In musculoskeletal oncology, he has co-authored reviews of the treatment and molecular biology of osteosarcoma. His clinical research has included a cohort study examining the effect of residual disease after unplanned excision of soft-tissue sarcoma. He edited the 2020 Springer reference work Sarcoma: A Practical Guide to Multidisciplinary Management and contributed chapters on biopsy, surgical margins and limb and pelvic sarcoma surgery.

===Biofabrication and medical devices===
Choong collaborated with materials scientist Gordon Wallace and other researchers on the BioPen, a handheld device designed to deposit cell-containing material at a cartilage wound site. The team published its proof-of-concept work in Biofabrication in 2016, followed by an animal study of handheld bioprinting for cartilage repair. The project was also covered by ABC News during preclinical testing.

Choong was involved in establishing BioFab3D, an advanced biofabrication centre opened at St Vincent's in 2016 to bring clinicians together with researchers in biology, materials science, biomedical engineering and robotics. The BioPen team was selected as a finalist in the Australian Museum Eureka Prizes in both 2017 and 2018.

The 2014 titanium heel implant involved Choong's surgical team, the Commonwealth Scientific and Industrial Research Organisation and medical-device company Anatomics. A model derived from the patient's other heel was used to produce the implant after cancer affected the calcaneus. Choong and Jungo Imanishi subsequently published a case report describing the implant and the patient's early recovery.

In 2017, Choong joined the five-year Just in Time Implants collaboration between RMIT University, the University of Technology Sydney, St Vincent's Hospital, Stryker and the Innovative Manufacturing Cooperative Research Centre. The project investigated combining patient-specific additive manufacturing with robot-assisted bone-tumour surgery. In 2023, the group reported an animal study evaluating robotic tumour excision followed by placement of patient-specific implants.

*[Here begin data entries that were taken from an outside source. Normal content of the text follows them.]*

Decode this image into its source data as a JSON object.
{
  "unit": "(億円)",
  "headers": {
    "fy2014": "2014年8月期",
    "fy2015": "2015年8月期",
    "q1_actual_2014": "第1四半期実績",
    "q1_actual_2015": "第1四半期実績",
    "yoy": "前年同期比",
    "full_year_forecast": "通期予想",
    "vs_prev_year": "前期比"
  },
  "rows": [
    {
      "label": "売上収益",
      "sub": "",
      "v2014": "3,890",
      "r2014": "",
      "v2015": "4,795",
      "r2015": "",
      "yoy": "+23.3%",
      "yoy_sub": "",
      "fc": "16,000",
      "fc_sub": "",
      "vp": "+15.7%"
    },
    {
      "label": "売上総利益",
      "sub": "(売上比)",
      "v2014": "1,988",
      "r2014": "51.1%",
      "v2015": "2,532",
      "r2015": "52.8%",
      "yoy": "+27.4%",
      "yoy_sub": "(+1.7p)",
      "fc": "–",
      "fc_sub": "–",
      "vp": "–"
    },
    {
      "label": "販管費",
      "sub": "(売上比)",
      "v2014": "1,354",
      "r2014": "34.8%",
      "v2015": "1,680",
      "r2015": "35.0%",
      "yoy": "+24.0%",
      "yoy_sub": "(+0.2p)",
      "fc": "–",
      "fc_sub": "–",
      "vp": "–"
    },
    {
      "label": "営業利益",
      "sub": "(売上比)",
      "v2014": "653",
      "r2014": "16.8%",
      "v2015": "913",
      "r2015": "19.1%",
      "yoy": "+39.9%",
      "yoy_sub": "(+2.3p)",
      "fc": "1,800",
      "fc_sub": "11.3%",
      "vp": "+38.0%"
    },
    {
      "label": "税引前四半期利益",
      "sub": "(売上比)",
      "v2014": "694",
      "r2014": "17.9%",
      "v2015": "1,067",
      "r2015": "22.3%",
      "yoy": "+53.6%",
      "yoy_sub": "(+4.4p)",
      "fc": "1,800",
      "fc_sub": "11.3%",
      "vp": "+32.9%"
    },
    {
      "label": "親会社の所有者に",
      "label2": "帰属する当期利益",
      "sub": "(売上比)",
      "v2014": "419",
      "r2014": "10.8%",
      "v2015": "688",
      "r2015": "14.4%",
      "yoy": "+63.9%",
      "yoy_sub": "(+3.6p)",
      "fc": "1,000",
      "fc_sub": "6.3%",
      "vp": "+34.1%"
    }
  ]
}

In 2022, Choong became lead investigator of ARISTOCRAT, a Medical Research Future Fund project on cartilage regeneration and tissue-engineered treatments that received approximately A$7 million. In 2025, he led a further A$7 million MRFF project intended to expand the Australian Spine Registry into a national clinical quality registry for monitoring spinal implants and treatments.

==Honours==
- In 2008, Choong received the John Mitchell Crouch Fellowship from the Royal Australasian College of Surgeons.
- The Mayo Clinic appointed him Ivins Visiting Professor in 2003 and Coventry Visiting Professor in 2014.
- He was elected a fellow of the Australian Academy of Health and Medical Sciences in 2015.
- The Australian Orthopaedic Association gave him its Award for Service to Orthopaedic Research in 2015.
- In 2019, the National Health and Medical Research Council awarded Choong its highest-ranked Practitioner Fellowship for research on the care of end-stage osteoarthritis.
- He was appointed an Officer of the Order of Australia in the 2022 Queen's Birthday Honours.